Earlier, the Federal Investigation Agency (FIA) had shown Mr Zardari and his sister Faryal Talpur and 18 other suspects, who are believed to be beneficiaries of fake bank accounts from which Rs4.14 billion has been transferred and routed to different private business entities and individuals, as absconders.
Therefore, the banking court reissued a non-bailable arrest warrant for Mr. Zardari and directed the investigating officer to produce him in court. However, he obtained a protective/transitory bail for two weeks from the Islamabad High Court on Aug 18.
On Friday, the former president, flanked by PPP leaders and workers, reached the banking court located in the Federal Government barracks amid extraordinarily tight security. Earlier, the law enforcers had cleared the premises by using sniffer dogs.
Mr Zardari surrendered before the trial court and also moved an application through his counsel seeking interim pre-arrest bail.
Judge Tariq Mehmood Khosa granted the bail to him against a surety of Rs2 million for 15 days.

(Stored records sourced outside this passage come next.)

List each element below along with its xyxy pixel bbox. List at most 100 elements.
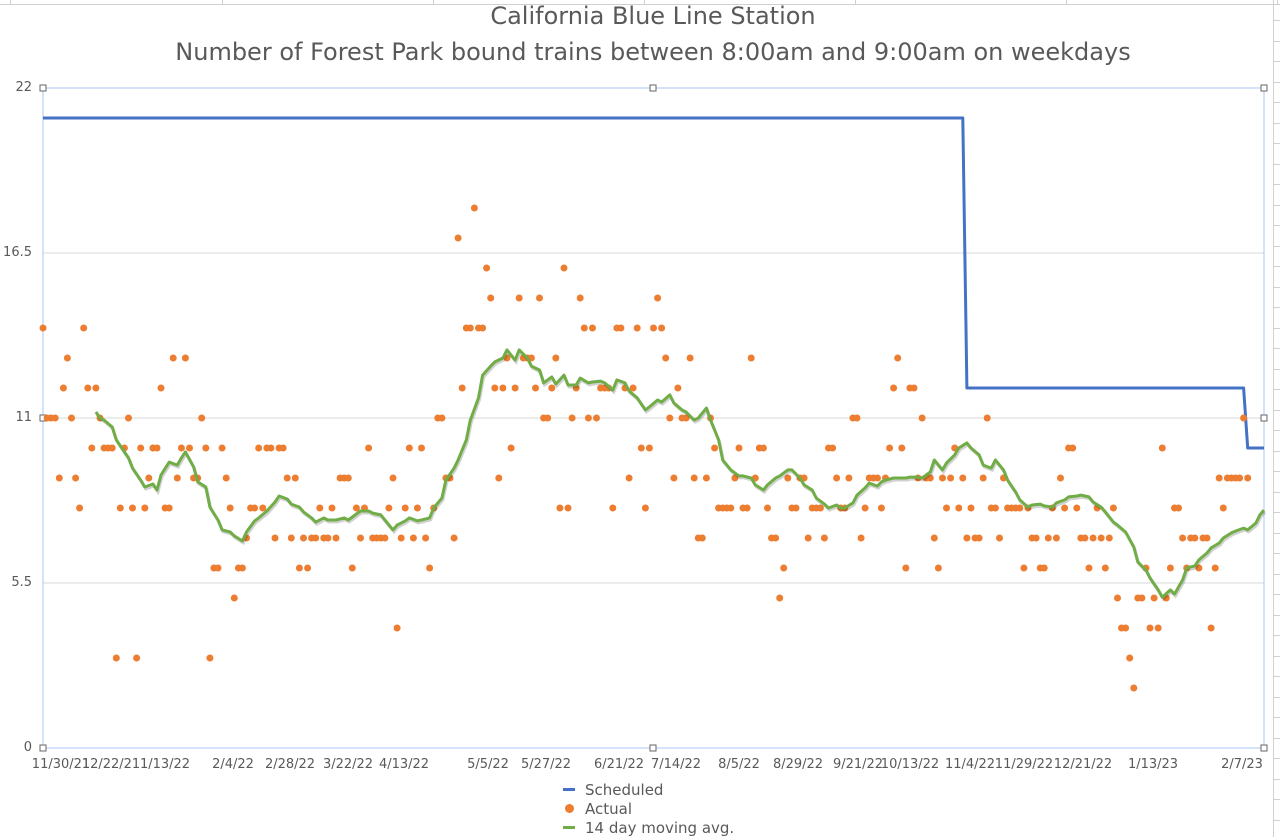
data-point[interactable] — [943, 504, 950, 512]
data-point[interactable] — [1085, 564, 1093, 572]
data-point[interactable] — [682, 414, 690, 422]
data-point[interactable] — [877, 504, 885, 512]
data-point[interactable] — [466, 324, 474, 332]
data-point[interactable] — [959, 474, 967, 482]
data-point[interactable] — [886, 444, 894, 452]
data-point[interactable] — [438, 414, 446, 422]
data-point[interactable] — [495, 474, 503, 482]
data-point[interactable] — [633, 324, 641, 332]
resize-handle[interactable] — [39, 84, 47, 92]
data-point[interactable] — [153, 444, 161, 452]
data-point[interactable] — [743, 504, 751, 512]
data-point[interactable] — [772, 534, 780, 542]
data-point[interactable] — [1166, 564, 1174, 572]
data-point[interactable] — [116, 504, 124, 512]
data-point[interactable] — [348, 564, 356, 572]
data-point[interactable] — [1207, 624, 1215, 632]
data-point[interactable] — [1146, 624, 1154, 632]
data-point[interactable] — [979, 474, 987, 482]
data-point[interactable] — [1175, 504, 1182, 512]
data-point[interactable] — [890, 384, 898, 392]
data-point[interactable] — [222, 474, 230, 482]
data-point[interactable] — [198, 414, 206, 422]
data-point[interactable] — [857, 534, 865, 542]
data-point[interactable] — [654, 294, 662, 302]
data-point[interactable] — [393, 624, 401, 632]
data-point[interactable] — [1081, 534, 1089, 542]
data-point[interactable] — [829, 444, 837, 452]
data-point[interactable] — [853, 414, 861, 422]
data-point[interactable] — [975, 534, 983, 542]
data-point[interactable] — [641, 504, 649, 512]
data-point[interactable] — [564, 504, 572, 512]
data-point[interactable] — [727, 504, 735, 512]
data-point[interactable] — [568, 414, 576, 422]
data-point[interactable] — [560, 264, 568, 272]
data-point[interactable] — [84, 384, 92, 392]
data-point[interactable] — [483, 264, 491, 272]
data-point[interactable] — [1195, 564, 1203, 572]
data-point[interactable] — [1032, 534, 1040, 542]
data-point[interactable] — [1044, 534, 1052, 542]
data-point[interactable] — [576, 294, 584, 302]
data-point[interactable] — [532, 384, 539, 392]
data-point[interactable] — [589, 324, 596, 332]
data-point[interactable] — [72, 474, 80, 482]
data-point[interactable] — [279, 444, 287, 452]
data-point[interactable] — [458, 384, 466, 392]
data-point[interactable] — [145, 474, 153, 482]
data-point[interactable] — [487, 294, 495, 302]
data-point[interactable] — [405, 444, 413, 452]
data-point[interactable] — [344, 474, 352, 482]
data-point[interactable] — [1158, 444, 1166, 452]
data-point[interactable] — [955, 504, 963, 512]
data-point[interactable] — [316, 504, 324, 512]
data-point[interactable] — [1179, 534, 1187, 542]
data-point[interactable] — [764, 504, 771, 512]
data-point[interactable] — [389, 474, 397, 482]
data-point[interactable] — [792, 504, 800, 512]
data-point[interactable] — [637, 444, 645, 452]
data-point[interactable] — [332, 534, 340, 542]
series-line[interactable] — [43, 116, 1264, 450]
data-point[interactable] — [76, 504, 84, 512]
data-point[interactable] — [548, 384, 556, 392]
data-point[interactable] — [206, 654, 214, 662]
data-point[interactable] — [934, 564, 942, 572]
data-point[interactable] — [926, 474, 934, 482]
data-point[interactable] — [674, 384, 682, 392]
data-point[interactable] — [385, 504, 393, 512]
data-point[interactable] — [804, 534, 812, 542]
data-point[interactable] — [1138, 594, 1146, 602]
data-point[interactable] — [230, 594, 238, 602]
data-point[interactable] — [214, 564, 222, 572]
data-point[interactable] — [967, 504, 975, 512]
data-point[interactable] — [202, 444, 210, 452]
data-point[interactable] — [1020, 564, 1028, 572]
data-point[interactable] — [820, 534, 828, 542]
data-point[interactable] — [861, 504, 869, 512]
data-point[interactable] — [133, 654, 141, 662]
data-point[interactable] — [1097, 534, 1105, 542]
data-point[interactable] — [1130, 684, 1138, 692]
data-point[interactable] — [287, 534, 295, 542]
data-point[interactable] — [645, 444, 653, 452]
data-point[interactable] — [552, 354, 560, 362]
data-point[interactable] — [690, 474, 698, 482]
data-point[interactable] — [1203, 534, 1211, 542]
data-point[interactable] — [930, 534, 938, 542]
data-point[interactable] — [352, 504, 360, 512]
data-point[interactable] — [991, 504, 999, 512]
data-point[interactable] — [450, 534, 458, 542]
data-point[interactable] — [1061, 504, 1069, 512]
data-point[interactable] — [63, 354, 71, 362]
data-point[interactable] — [544, 414, 552, 422]
data-point[interactable] — [1101, 564, 1109, 572]
data-point[interactable] — [267, 444, 275, 452]
data-point[interactable] — [629, 384, 637, 392]
data-point[interactable] — [910, 384, 918, 392]
data-point[interactable] — [686, 354, 694, 362]
data-point[interactable] — [300, 534, 307, 542]
data-point[interactable] — [125, 414, 132, 422]
data-point[interactable] — [357, 534, 364, 542]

Earlier, Mr Zardari’s lawyer Farooq Naek said as he was the leader of a major political party, the rivals of Mr Zardari were trying to implicate him in false criminal cases to malign the PPP leadership.
Last month, former chairman of the Pakistan Stock Exchange Hussain Lawai and banker Taha Raza were detained and booked by the FIA for allegedly facilitating the opening of 29 ‘fake’ bank accounts through which suspicious transactions were made to different companies, including M/s Zardari Group.
In the bail plea, Mr. Farooq Naek said the case pertained to an occurrence which took place between 2014 and 2015, and that Mr Zardari’s name appeared only with respect to a company which allegedly was a beneficiary and he in his personnel capacity had not been shown as a beneficiary in the FIR.
“It is yet to be determined whether Zardari and Co is actually a beneficiary or not and also whether the applicant has any role in the company as such,” the lawyer contended.
“The FIR does not reveal that any money laundering had been done by the applicant,” Mr Naek argued. “Furthermore, the FIR does not show in any manner that the applicant has committed any offence of cheating and or forgery.
He said the applicant was innocent and his name did not transpire in the FIR as an accused person however the FIA official had malafidely with ulterior motives, without any lawful justification and in order to harass, humiliate, disgrace, politically victimise, malign and defame the applicant had nominated him in the interim charge-sheet as an absconding accused.
The lawyer said the PPP co-chairman gravely apprehended that he would be arrested, tortured and pressurised by the FIA to force him to make a statement against his own self, and pleaded to grant interim bail to Mr. Zardari.
Both the FIR and the charge-sheet were based on false, fabricated and concocted facts, Advocate Naek argued, adding that the names of Mr Zardari and Ms Talpur were falsely incorporated (in the FIR) with malafide intentions and ulterior motives to defame and disparage their reputation and other PPP (election) candidates which was evident from vast coverage of the incident in media.
He contended that the FIR and the interim charge-sheet were violative of fundamental rights of the applicant as guaranteed by Article 10-A, 14 and 25 of the Constitution.
Concluding that the matter required further inquiry and no evidence so far had come on the record which could directly implicate the applicant in the case, Farooq Naek requested the court to grant bail to the applicant.